I recently went to get fitted at a department store of the mid-ritzy range, because now that I've lost weight, not only do my pants not fit, but my bras are just unbearably uncomfortable. So I've never been formally measured and think it seems like it might be time; maybe my bra size has gone down, and I can finally have a comfortable bra. But no.
The saleslady pulled me into a fitting room, whipped out her little tape, and measured my chest through my shirt, and current ill-fitting bra. Um. Am I missing something? If I'm wearing the wrong-sized bra, and my shirt adds some sort of layer to my skin, doesn't it seem that of course you're getting the wrong measurement? Because I measure as the same size I'm currently wearing, and I'm telling you, these are not comfortable bras. I mean, what a depressing incidence. I should have, of course, just let it go and vowed to get comfortable bras when I drop another ten pounds. But no.

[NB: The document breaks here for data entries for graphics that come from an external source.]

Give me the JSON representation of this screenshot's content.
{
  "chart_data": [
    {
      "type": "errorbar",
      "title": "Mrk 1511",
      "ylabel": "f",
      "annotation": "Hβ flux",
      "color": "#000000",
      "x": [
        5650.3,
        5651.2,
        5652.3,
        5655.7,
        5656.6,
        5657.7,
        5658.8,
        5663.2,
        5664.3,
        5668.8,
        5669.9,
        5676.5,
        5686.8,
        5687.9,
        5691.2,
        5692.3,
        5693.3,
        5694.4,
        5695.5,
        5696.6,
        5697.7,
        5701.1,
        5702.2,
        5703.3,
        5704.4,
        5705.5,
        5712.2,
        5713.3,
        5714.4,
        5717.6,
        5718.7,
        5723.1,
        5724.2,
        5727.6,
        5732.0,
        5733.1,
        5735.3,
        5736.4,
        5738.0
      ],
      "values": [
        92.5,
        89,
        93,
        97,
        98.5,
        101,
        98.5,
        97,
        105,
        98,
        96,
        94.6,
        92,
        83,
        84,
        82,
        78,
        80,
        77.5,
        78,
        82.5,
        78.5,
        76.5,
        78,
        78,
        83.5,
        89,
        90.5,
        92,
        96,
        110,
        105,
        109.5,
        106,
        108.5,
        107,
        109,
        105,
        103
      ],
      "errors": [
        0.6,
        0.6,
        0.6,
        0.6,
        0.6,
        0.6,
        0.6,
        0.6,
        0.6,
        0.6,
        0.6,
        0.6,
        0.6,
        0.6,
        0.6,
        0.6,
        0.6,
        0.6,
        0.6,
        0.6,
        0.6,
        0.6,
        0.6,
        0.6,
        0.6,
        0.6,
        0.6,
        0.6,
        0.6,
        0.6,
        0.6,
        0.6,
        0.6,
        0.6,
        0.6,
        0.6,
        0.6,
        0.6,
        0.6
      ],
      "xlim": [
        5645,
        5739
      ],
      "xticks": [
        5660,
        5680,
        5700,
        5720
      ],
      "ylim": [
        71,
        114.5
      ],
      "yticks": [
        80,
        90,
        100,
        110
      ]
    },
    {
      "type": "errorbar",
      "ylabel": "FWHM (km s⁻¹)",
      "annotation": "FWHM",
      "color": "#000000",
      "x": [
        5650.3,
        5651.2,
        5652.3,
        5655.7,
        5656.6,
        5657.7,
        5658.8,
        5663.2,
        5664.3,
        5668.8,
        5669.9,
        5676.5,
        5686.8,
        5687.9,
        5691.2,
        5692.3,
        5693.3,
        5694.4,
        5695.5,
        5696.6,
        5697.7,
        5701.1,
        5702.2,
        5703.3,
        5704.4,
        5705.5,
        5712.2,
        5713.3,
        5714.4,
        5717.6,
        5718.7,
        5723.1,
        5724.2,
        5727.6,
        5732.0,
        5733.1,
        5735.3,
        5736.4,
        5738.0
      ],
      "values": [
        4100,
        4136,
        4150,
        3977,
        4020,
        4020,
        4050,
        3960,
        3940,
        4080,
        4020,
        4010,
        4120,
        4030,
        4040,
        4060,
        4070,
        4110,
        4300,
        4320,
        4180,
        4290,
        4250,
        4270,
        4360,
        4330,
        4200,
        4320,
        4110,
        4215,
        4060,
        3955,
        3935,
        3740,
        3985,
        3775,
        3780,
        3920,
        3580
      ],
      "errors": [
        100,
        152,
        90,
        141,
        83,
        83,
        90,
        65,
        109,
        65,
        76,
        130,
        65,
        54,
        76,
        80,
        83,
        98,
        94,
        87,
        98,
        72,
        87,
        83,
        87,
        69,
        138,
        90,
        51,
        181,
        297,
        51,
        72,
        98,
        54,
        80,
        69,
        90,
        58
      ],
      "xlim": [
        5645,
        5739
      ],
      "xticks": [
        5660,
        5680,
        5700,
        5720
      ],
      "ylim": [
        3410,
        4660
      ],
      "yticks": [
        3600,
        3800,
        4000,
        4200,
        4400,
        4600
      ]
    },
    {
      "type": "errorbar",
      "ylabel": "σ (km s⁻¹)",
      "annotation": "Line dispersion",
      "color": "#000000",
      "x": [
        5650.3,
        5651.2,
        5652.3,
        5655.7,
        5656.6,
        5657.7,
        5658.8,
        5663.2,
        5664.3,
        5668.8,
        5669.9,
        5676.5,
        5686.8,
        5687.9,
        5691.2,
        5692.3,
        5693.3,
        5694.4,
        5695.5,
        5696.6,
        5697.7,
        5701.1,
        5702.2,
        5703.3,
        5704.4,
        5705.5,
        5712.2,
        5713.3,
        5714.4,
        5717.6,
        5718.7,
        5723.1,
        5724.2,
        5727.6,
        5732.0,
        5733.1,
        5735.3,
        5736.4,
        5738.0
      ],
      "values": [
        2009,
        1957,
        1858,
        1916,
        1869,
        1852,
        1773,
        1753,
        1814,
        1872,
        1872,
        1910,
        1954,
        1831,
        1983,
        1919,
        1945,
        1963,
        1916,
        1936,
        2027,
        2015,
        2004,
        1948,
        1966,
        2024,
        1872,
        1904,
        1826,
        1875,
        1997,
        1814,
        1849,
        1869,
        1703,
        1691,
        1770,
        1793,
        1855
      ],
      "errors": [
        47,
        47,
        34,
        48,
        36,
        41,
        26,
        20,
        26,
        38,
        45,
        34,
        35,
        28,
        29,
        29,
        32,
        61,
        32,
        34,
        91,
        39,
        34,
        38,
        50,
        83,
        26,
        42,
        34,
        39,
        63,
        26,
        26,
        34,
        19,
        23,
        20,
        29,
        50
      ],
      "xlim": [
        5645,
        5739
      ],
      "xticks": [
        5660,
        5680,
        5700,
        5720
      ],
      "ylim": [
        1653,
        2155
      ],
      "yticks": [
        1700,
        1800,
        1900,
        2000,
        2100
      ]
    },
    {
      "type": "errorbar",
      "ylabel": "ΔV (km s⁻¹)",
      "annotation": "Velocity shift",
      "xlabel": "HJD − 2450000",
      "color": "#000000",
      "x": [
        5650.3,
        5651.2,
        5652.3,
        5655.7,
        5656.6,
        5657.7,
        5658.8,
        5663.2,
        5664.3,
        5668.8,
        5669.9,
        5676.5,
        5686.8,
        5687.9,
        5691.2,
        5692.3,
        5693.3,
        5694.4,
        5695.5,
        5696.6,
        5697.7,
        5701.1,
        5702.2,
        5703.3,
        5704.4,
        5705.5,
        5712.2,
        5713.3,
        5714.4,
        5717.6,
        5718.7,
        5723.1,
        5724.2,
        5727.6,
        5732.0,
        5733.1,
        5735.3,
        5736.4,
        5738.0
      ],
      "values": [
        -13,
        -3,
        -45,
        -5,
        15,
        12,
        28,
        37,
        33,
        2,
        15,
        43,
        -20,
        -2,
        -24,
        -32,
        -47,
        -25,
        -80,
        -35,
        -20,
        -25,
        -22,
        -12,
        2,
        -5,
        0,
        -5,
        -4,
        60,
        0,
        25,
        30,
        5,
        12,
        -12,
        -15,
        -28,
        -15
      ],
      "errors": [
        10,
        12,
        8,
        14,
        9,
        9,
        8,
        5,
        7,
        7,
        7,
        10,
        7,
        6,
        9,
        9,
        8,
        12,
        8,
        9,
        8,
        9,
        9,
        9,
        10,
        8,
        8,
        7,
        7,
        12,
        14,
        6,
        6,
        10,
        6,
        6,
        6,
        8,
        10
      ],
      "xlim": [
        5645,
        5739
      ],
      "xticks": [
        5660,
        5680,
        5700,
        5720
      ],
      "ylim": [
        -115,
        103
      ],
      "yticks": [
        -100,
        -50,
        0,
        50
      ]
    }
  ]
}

Because something is nagging at me. When we walked out onto the floor to look at bras--and I want a Wacoal, because I've heard they're great--I just couldn't bear the thought of trying on more bras in the same damn sizes. I did that whole thing when my stupid favorite bra went out of production. I tried on any single bra that seemed like it might possibly work, and it didn't. So I just couldn't bear the thought of doing that again. The saleslady obviously wanted to sell me a bra, so she said maybe I should try a range of sizes, because bra fitting is an inexact science. Ok. So why get measured at all? Shouldn't I just go to the department and try on tons and tons of bras? Doesn't that seem like the way to go? Fuck measuring over the clothes if it doesn't tell you anything worth knowing!
And everyone always says, "Go get measured for a bra. You're probably wearing the wrong size." Well, I feel as if the bra I'm wearing is the wrong size. But apparently not. You see the problem? And I keep thinking about this, every time my bra strap slips down, or my boobs feel uncomfortable, or the bra pulls up in the back because I've tightened the strap. Grrrr. I just want some new comfortable bras, dammit.
Skip the department store (which is hit and miss) and go to a specialty store to be measured.